The easy fix would be to increase the plan and the number of connections, but there was a fairly significant price hike between the two plans. Besides, I’m not fixing the problem, I’m just pushing it down the road a bit.
Now, I don’t actually know very much about WordPress. I see 15 concurrent database connections. I don’t know if that means there are 15 people concurrent looking at my site, and WordPress is using one connection per visitor, or whether WordPress uses more than one but uses them across visitors. Based purely on what I saw happening, I’m thinking the second – it seems that just running my site uses around 6 database connections.
Going to back Azure, I was making use of the Scale-Out feature. This clever, money-saving idea means that you can set CPU thresholds on your App Service. When the limit is reached, another instance of your Service is created to handle the increased throughput. Once the load drops, the instance count drops back to 1. This scale up and down happens automatically and means that you only pay for the increased power when you need it.
The history of scale actions is all recorded as well, making it really handy for troubleshooting problems like this, where you want to look at lots of different sets of data to try and figure out what happened.
What was happening (I think) is that as load increased, a new instance would be created. A new App Service instance meant another 6 database connections. Now there are 12 concurrent connections. I scale to 2 instances fairly regularly and don’t see a problem. However, scaling to 3 (which I don’t think has happened to me before) meant 18 connections, breaching my 15 connection limit and likely meaning that all requests going through that App Service instance are refused.
How to fix?
Fixing this problem will be different for each person. I could have researched into why WordPress was using so many connections and whether it’s possible to reduce that number. I could have looked to move the database somewhere that allowed more connections or reconsidered changing my database plan.
What I did instead, though, was this.
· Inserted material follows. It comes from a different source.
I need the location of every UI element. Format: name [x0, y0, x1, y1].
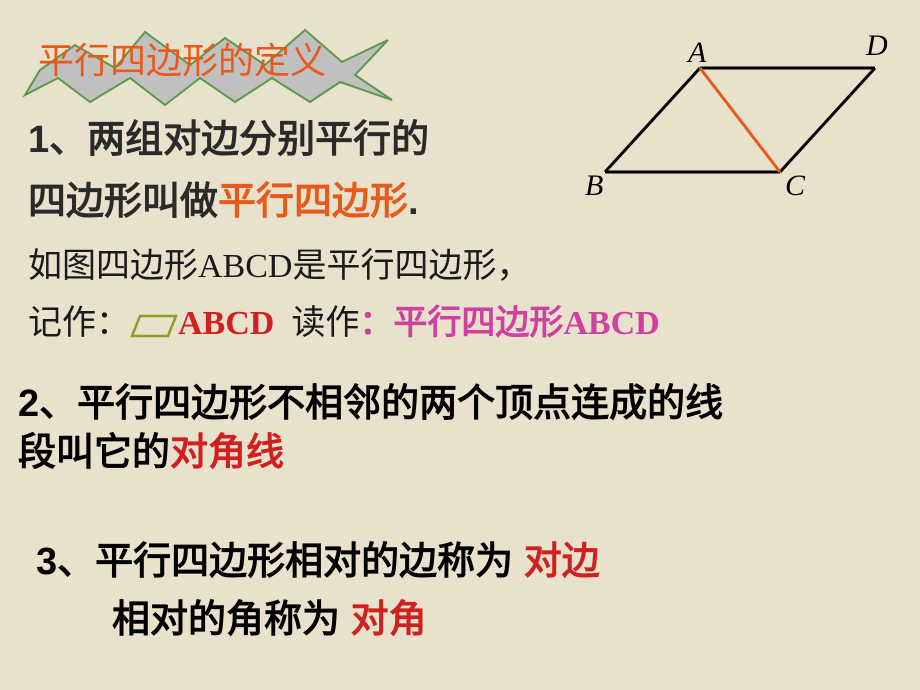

Firstly, I changed my auto-scale settings to not scale and to always use 1 instance. By looking at the last 3 months of Azure data I worked out how much money that would save me, and plowed that money into Scale-Up – changing the configuration of the App Service to be more powerful (more CPU, memory etc). I also made sure that I’d get alerts if the memory or CPU were getting critical because without auto-scale I would need to do something manually if they were.
Secondly, I enabled caching in WordPress. I used a plugin which makes it easy to setup file-based caching. For a bit more load on the server, I’m trading a big reduction in database load (or, specifically for me, database connections), which should enable me to scale more effectively and respond better to surges in demand.
In a way, I’m resetting my options. In the future, if I need to, I think I could auto-scale back up to 2 instances without causing any database connection issues. I’m writing this blog post to remind me of the perils of going to 3, or more generally, of enabling options without fully understanding all the knock-on effects they might have!
So, I think that’s fixed things. Things certainly seem quieter and I’ve not seen the error happening again. The people who were good enough to let me know there were problems have been told and they all report it’s working again. And, it’s prompted me to update my Pingdom settings so I can get early warning on any future problems.